Top 10 Secrets of Green-Wood Cemetery in New York


Green-Wood Cemetery was the second most popular tourist site in New York State in 1860, with over 500,000 visitors each year – Niagara Falls was the first. Located in Brooklyn near Prospect Park, the cemetery was founded in 1838 as one of the nation’s first rural cemeteries. With over 560,000 “permanent residents”, many of whom are quite famous, Green-Wood Cemetery has earned a reputation as one of New York’s most prestigious cemeteries. Its hilly landscape has also inspired the creation of public parks in the city, including Central Park and Prospect Park. Without further ado, here are our top 10 secrets of the Green-Wood Cemetery, a National Historic Landmark.

The catacombs of Green-Wood Cemetery are only open a few times a year to the public, for guided tours of the mysterious underground and for concerts. Access is gained using an old-fashioned dungeon-like key, which unlocks the iron doors in front. Green-Wood Cemetery staff refer to the space as “30 vaults”, a reference to the number of vaults inside.

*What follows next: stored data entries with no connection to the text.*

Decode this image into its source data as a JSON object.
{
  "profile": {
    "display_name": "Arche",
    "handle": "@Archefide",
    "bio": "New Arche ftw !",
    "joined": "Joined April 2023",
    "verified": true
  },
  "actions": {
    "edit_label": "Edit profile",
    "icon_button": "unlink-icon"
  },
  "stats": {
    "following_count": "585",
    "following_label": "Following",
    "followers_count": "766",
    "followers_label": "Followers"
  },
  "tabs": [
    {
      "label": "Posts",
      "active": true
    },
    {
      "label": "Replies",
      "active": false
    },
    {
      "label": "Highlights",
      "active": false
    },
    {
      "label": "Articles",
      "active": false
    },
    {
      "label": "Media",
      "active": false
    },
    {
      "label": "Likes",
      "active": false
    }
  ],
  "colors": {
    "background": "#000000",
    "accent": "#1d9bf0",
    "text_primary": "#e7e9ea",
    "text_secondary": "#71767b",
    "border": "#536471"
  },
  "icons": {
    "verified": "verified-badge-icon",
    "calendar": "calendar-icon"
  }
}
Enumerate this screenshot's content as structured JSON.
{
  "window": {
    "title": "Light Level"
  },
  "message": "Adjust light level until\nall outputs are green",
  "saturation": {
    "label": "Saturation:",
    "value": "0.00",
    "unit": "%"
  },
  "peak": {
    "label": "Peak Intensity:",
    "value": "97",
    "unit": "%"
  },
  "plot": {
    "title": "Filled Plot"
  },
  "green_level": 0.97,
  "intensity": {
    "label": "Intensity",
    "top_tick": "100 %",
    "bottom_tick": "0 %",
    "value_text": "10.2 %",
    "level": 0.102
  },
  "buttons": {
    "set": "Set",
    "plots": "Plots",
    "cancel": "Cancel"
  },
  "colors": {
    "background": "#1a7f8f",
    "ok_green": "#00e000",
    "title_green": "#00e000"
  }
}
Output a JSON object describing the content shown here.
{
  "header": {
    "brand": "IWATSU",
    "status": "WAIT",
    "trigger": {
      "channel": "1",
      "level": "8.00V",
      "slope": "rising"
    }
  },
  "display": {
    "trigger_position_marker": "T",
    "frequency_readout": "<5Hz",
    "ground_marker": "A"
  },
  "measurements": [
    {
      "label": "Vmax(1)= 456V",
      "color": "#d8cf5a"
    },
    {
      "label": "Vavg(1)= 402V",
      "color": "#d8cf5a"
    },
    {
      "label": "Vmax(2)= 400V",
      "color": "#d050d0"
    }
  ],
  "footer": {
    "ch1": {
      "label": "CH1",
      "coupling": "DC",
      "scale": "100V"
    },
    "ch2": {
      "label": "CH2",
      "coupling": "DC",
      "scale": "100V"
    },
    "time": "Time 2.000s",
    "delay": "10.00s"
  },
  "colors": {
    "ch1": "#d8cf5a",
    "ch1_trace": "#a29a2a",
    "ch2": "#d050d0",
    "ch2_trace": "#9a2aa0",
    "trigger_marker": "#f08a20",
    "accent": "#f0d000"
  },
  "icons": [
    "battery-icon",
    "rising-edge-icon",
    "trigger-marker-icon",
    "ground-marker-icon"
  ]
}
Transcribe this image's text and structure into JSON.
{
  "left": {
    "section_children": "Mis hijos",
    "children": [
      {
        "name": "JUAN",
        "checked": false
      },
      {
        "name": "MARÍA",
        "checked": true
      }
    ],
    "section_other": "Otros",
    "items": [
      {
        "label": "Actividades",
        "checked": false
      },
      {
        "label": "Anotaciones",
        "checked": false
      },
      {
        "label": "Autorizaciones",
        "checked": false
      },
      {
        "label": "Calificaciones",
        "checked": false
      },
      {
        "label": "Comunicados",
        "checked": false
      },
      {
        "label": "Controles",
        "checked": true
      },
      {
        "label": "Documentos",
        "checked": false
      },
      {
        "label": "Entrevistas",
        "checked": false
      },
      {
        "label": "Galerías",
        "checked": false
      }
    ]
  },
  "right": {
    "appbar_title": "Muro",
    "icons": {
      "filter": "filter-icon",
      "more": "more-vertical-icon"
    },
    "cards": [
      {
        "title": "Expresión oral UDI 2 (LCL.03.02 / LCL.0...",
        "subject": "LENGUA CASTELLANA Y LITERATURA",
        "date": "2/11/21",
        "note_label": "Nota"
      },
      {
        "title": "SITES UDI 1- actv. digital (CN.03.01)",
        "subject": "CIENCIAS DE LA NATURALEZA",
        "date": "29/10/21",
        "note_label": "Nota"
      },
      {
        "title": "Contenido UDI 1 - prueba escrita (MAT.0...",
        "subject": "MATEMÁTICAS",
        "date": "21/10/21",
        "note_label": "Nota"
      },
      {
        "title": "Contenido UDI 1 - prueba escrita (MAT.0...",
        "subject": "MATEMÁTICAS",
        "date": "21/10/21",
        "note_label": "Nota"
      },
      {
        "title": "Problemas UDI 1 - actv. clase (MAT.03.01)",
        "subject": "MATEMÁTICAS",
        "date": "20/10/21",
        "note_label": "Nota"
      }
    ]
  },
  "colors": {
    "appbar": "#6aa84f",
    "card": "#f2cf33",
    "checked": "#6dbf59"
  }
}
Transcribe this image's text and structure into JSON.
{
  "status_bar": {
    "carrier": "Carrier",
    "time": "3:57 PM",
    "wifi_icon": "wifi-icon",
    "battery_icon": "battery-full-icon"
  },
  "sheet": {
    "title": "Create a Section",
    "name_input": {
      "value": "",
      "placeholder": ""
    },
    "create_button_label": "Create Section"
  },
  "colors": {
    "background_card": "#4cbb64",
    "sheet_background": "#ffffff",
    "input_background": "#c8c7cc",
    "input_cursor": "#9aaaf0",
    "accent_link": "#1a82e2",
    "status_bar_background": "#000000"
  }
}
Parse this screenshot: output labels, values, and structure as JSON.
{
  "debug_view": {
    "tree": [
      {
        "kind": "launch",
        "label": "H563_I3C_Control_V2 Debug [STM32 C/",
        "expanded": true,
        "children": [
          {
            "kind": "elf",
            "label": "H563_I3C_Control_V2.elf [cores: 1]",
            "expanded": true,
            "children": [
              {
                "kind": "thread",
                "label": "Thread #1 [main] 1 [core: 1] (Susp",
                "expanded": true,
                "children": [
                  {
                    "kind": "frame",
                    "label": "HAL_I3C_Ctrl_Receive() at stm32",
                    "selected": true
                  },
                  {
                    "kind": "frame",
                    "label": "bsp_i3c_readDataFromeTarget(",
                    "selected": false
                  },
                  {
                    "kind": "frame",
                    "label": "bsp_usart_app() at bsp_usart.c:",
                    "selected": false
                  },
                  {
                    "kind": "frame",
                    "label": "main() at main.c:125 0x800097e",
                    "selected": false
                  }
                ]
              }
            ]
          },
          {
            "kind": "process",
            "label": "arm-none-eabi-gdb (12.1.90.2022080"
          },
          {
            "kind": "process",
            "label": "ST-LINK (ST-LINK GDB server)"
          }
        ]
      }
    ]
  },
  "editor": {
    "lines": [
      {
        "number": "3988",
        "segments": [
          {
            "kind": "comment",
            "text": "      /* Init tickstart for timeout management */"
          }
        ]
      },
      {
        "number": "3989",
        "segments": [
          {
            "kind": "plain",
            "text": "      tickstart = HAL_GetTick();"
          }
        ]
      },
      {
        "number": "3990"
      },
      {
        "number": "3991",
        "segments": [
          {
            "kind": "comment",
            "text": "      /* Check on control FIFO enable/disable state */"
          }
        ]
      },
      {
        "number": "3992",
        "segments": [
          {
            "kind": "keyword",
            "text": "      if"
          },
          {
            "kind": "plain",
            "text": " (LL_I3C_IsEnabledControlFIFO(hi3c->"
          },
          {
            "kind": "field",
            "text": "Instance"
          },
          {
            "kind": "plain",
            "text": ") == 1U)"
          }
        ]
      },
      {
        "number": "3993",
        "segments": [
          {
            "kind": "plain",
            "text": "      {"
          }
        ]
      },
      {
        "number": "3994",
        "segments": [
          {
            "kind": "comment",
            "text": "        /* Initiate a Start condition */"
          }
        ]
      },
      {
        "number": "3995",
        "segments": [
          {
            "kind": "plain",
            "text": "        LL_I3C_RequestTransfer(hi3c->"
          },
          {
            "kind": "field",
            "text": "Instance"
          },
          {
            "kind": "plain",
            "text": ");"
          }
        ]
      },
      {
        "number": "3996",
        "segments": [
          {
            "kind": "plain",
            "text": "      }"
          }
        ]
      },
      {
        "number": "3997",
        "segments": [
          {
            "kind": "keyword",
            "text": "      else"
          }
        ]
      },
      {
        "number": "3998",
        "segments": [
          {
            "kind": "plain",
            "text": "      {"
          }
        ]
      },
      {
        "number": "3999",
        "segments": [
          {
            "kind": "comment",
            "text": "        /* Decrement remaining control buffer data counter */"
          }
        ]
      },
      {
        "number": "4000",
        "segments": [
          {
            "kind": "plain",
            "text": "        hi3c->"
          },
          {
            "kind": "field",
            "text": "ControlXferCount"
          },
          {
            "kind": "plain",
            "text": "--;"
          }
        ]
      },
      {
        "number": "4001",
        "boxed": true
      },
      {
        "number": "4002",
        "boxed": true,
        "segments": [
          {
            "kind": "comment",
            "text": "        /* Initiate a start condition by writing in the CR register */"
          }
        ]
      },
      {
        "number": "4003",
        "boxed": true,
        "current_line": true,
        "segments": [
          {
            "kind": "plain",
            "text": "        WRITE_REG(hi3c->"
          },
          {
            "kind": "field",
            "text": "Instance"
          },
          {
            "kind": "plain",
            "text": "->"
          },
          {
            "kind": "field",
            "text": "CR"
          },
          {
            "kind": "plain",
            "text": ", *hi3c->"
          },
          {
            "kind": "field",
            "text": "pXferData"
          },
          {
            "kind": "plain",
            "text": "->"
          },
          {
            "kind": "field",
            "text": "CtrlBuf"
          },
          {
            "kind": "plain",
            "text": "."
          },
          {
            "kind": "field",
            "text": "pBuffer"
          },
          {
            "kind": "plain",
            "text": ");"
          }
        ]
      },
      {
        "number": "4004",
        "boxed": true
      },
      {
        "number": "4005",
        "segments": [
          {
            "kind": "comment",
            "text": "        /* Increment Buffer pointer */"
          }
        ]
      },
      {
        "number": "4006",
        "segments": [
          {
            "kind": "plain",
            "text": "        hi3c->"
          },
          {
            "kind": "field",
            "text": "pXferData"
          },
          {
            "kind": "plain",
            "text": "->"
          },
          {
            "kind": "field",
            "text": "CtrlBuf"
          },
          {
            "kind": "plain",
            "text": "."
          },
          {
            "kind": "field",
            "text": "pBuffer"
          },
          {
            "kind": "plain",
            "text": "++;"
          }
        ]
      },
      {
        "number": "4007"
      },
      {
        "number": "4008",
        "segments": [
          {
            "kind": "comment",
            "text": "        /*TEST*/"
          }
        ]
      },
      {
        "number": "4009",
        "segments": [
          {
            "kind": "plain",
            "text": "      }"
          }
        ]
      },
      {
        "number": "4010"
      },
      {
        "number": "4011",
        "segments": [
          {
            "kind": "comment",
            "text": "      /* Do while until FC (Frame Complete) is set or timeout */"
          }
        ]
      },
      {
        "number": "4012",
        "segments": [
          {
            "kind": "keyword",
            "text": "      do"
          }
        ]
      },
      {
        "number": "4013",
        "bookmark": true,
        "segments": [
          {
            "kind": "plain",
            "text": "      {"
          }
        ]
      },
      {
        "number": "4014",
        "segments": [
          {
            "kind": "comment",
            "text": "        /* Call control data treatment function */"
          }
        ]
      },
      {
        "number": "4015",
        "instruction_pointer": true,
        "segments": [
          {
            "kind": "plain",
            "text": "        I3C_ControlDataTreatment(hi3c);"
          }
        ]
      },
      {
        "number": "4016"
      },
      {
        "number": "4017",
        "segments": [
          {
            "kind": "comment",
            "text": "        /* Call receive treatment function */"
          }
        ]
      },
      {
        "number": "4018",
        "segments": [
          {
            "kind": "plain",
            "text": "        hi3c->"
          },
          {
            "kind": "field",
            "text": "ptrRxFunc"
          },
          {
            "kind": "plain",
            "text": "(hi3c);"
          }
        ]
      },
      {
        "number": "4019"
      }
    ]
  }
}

Situated under a hill spanning about 150 feet, the catacombs date from the early 1850s, built as a series of family vaults in an area once dug for gravel. The most famous person buried in the catacombs portion of Green-Wood Cemetery is Ward McAllister, the Gilded Age high-society tastemaker who coined the term “The 400” to refer to the whole New York exclusive that could fit in Mrs. Astor’s ballroom. . He was not as wealthy as those he advised, so burial in the Green-Wood Catacombs was a fitting undertaking for someone of his stature. Richman says McAllister would have been “quite chagrined to know that the catacombs are now locked and access is very limited”.

Next: #9 There’s a memorial to the 1960 Park Slope plane crash

Comments are closed.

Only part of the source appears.